14/01/2016 di Redazione
Terra dei fuochi: tumori anche sui bambini piccoli

Il rapporto dell'Istituto superiore di sanità sullo stato di salute della Terra dei fuochi non è consolante: disseminata di discariche e rifiuti tossici, la zona continuerà a provocare malattie. I dati raccolti non sono confortanti, perché registrano l'aumento di tumori nel primo anno di vita dei bambini e l'eccesso di ricoverati per tumori del sistema nervoso centrale tra uno e 14 anni. Queste le criticità riportate nella sintesi dello studio epidemiologico coordinato da Loredana Musmeci, il progetto "Sentieri". I Comuni dell'area incriminata sono 55 e non sono stati tutti oggetto di studio. Musmeci spiega le novità del rapporto e non nasconde i passi da fare ora: "È vero che il rapporto, per la prima volta, ha fatto un focus sulla salute dei bambini - ha spiegato - ma si tratta di dati che devono essere approfonditi e sviluppati. È come se avessimo guardato il territorio da un elicottero". I ricercatori intendono ora quindi verificare se quei dati sulla maggiore mortalità e sul numero superiore alla media di tumori è legato all'inquinamento o ad altre cause o concause. "L'inquinamento è certamente una possibile causa o concausa di mortalità o tumore - ha aggiunto la ricercatrice - ma dobbiamo verificare in che misura possa aver inciso su quei territori".  L'Istituto Superiore di Sanità, se da un lato coglie il dato allarmante, dall'altro prende le distanze, poiché non è universalmente accettata la correlazione fra inquinamento ambientale e l'insorgenza di patologie. L'inquinamento viene spesso menzionato come con-causa. Soprattutto nel caso dei tumori infantili le posizioni degli esperti sono sempre caute e tendenti a considerare anche il degrado generale del territorio, la condizione economica e la precarietà dello stato sanitario. Il Ministro della Salute Beatrice Lorenzin aveva dichiarato qualche mese fa che in Campania non si moriva a causa dei fuochi, ma per un errato stile di vita. Dichiarazioni che avevano fatto infuriare gli abitanti e gli attivisti locali, che da anni subiscono gli effetti dell'inquinamento ambientale e lottano per la bonifica delle zone incriminate e per l'individuazione delle responsabilità. Tuttavia, il lavoro dell'Istituto superiore di sanità conferma l'aumento di mortalità, patologie e ricoveri nella popolazione adulta. Come nella prima stesura, quella del 2014, viene ribadita con forza la necessità di bonificare il terreno dai rifiuti tossici.

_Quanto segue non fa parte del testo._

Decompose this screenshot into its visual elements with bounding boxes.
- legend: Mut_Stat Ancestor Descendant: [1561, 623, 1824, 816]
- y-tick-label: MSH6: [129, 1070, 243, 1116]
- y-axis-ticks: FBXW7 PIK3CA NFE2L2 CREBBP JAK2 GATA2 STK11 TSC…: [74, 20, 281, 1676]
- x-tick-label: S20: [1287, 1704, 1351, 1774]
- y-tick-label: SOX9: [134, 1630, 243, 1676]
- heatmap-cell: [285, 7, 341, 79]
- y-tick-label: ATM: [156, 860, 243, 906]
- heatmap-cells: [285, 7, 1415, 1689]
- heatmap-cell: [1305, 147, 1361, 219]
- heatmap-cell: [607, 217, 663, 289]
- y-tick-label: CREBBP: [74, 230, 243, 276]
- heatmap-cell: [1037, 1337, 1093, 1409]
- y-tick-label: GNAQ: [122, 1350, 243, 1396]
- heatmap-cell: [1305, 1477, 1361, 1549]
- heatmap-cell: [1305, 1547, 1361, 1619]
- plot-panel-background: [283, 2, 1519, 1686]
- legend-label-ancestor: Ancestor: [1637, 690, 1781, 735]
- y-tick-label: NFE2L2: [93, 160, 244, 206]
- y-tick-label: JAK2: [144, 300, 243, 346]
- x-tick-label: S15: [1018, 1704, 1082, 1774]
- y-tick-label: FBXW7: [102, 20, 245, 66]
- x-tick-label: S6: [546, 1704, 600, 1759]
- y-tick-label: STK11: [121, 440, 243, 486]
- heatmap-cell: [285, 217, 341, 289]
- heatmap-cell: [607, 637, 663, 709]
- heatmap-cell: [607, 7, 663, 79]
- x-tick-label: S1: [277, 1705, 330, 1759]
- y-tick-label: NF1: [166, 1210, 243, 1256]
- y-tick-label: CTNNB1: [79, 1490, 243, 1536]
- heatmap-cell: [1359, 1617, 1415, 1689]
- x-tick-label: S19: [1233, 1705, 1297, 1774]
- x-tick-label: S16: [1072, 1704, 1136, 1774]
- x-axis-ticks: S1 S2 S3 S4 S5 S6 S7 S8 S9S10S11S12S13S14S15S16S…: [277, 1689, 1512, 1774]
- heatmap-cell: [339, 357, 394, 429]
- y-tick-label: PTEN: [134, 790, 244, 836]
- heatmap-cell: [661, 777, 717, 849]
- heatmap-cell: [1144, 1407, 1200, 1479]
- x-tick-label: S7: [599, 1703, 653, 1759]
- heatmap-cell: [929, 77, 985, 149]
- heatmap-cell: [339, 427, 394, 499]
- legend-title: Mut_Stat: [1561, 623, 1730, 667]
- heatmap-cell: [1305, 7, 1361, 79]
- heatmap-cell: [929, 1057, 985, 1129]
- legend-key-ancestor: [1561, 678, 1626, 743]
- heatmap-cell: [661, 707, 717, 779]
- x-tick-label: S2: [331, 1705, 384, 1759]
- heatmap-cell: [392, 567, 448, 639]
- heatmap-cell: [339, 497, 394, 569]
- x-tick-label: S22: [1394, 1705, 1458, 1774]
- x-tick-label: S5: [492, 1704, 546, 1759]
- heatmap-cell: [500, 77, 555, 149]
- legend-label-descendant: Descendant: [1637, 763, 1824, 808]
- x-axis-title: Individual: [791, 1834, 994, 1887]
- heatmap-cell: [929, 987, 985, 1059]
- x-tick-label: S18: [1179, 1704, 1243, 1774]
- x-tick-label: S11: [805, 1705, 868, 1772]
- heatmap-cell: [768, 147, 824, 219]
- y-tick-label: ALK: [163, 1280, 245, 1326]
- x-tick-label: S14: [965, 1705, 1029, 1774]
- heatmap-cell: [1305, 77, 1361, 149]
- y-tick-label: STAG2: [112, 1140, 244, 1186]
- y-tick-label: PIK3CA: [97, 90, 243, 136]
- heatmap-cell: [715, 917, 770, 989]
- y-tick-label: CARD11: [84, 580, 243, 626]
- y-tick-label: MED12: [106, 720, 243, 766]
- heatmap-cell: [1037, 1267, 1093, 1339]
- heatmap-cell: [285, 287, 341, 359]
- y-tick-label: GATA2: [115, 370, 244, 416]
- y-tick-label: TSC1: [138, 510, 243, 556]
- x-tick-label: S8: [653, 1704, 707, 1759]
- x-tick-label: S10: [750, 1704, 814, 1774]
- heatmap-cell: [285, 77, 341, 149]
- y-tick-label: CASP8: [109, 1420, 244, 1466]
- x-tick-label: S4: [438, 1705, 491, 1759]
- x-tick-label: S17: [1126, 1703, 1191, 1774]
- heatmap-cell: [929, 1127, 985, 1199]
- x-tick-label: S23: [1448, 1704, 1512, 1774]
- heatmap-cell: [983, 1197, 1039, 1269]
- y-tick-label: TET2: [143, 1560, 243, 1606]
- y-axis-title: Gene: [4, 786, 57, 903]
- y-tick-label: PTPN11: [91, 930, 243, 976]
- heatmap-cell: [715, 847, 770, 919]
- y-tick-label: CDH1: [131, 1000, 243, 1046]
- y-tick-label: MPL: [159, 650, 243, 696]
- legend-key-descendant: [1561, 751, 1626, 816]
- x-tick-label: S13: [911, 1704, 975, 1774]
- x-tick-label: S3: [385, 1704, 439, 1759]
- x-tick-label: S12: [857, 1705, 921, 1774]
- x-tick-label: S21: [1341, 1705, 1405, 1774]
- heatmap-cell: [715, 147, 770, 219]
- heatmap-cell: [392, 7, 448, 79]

Proprio pochi giorni fa ha iniziato a circolare una lettera aperta che medici, ricercatori, scienziati e cittadini hanno invitato al Presidente della Repubblica Mattarella, invitandolo ad impegnarsi concretamente contro l'inquinamento ambientale, tema toccato nel suo discorso di fine anno. Perché in Italia non ci siano ancora casi come quelli di Taranto e della Terra dei Fuochi, e affinché si trovino le energie e le risorse per intervenire nelle innumerevoli e piccole "terre dei fuochi" disseminate nel nostro paese: per esempio, risolvendo le contraddizioni che vedono l'Italia impegnata a incrementare la raccolta differenziata e nello stesso tempo il ricorso agli inceneritori previsto dal decreto Sblocca Italia.